/C3KG

Primary LanguagePythonApache License 2.0Apache-2.0

C3KG

Introduction

Existing commonsense knowledge bases often organize tuples in an isolated manner, which is deficient for commonsense conversational models to plan the next steps. To fill the gap, we curate a large-scale multi-turn human-written conversation corpus, and create the first Chinese commonsense conversation knowledge graph which incorporates both social commonsense knowledge and dialog flow information. To show the potential of our graph, we develop a graph-conversation matching approach, and benchmark two graph-grounded conversational tasks. The paper "C3KG: A Chinese Commonsense Conversation Knowledge Graph" has been accepted by Findings of 60th Annual Meeting of the Association for Computational Linguistics(Findings of ACL 2022). For details, https://aclanthology.org/2022.findings-acl.107/

If you use our codes or your research is related to our paper, please kindly cite our paper:

@inproceedings{li2022c3kg,
  title={C3KG: A Chinese Commonsense Conversation Knowledge Graph},
  author={Li, Dawei and Li, Yanran and Zhang, Jiayi and Li, Ke and Wei, Chen and Cui, Jianwei and Wang, Bin},
  booktitle={Findings of the Association for Computational Linguistics: ACL 2022},
  pages={1369--1383},
  year={2022}
}

Resource Released

We put all of our released resource here, including C3KG, ATOMIC_ZH and CConv dataset

Quick Start

Data and Models Preparation

  • Download ATOMIC2020 dataset and put all of three data files(train.tsv, test.tsv, dev.tsv) into ./data:
wget https://ai2-atomic.s3-us-west-2.amazonaws.com/data/atomic2020_data-feb2021.zip
unzip atomic2020_data-feb2021.zip
cd atomic2020_data-feb2021
cp train.tsv ../data/
cp test.tsv ../data/
cp dev.tsv ../data/
  • Download LTP4 toolkit(here we use Base2 model).

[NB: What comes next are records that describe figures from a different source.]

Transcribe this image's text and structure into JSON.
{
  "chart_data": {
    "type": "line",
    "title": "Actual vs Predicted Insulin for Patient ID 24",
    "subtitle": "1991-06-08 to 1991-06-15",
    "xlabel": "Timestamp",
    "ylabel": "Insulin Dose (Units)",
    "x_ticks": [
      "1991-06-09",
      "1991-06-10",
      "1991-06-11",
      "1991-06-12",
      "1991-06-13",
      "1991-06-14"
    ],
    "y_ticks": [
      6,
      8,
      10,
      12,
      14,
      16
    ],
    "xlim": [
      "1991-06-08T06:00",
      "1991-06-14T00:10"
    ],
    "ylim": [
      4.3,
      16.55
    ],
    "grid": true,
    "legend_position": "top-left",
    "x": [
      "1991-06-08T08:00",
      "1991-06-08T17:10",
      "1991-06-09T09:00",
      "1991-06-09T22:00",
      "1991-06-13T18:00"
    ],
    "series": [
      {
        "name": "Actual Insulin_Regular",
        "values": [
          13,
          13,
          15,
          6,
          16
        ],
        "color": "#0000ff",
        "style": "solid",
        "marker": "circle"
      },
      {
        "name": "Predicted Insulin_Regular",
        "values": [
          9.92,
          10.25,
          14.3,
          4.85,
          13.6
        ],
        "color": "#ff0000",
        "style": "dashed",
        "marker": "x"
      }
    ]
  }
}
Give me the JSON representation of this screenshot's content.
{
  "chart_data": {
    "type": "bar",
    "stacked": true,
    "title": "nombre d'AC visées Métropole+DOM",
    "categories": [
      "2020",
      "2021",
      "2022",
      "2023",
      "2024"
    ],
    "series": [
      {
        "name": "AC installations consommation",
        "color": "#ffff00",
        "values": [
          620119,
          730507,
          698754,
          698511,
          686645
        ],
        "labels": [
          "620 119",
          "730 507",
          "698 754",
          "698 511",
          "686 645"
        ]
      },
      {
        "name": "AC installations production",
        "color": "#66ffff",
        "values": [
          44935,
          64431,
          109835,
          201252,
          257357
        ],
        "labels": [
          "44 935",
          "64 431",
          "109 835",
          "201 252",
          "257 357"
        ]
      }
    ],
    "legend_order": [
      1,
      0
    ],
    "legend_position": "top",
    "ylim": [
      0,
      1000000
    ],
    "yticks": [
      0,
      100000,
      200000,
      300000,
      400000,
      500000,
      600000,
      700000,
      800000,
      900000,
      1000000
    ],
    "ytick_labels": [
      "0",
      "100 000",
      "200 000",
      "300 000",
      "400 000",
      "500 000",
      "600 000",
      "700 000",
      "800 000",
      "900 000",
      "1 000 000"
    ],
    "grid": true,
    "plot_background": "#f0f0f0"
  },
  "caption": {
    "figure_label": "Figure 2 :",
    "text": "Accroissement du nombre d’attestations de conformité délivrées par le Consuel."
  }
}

Create ./model and put the Base2 model into it.
wget http://39.96.43.154/ltp/v3/base2.tgz
tar -xzvf base2.tgz
mkdir model
mv Base2 ./model/
  • Download our SBERT-ATOMIC semantic similarity model here and put it into ./model.

Data Preprocess

  • Rewrite the request_dev() function in ./preprocess/get_trans.py using any translation model or API:
def request_dev(query):
    # rewrite using any translation model or API
    raise NotImplementedError("rewrite using any translation model or API")
  • After that, run preprocess.sh:
chmod 777 preprocess.sh
./preprocess.sh
  • Or you can use the translated ATOMIC_Chinese.tsv, head_shortSentence.csv,head_phrase.csv here directly.

C3KG Construction

  • To get C3KG, run construct.sh, note that we put the CConv dataset here:
chmod 777 construct.sh
./construct.sh

Licence

  • Our dataset is licensed under the CC BY 4.0 and our code is licensed under the Apache License 2.0.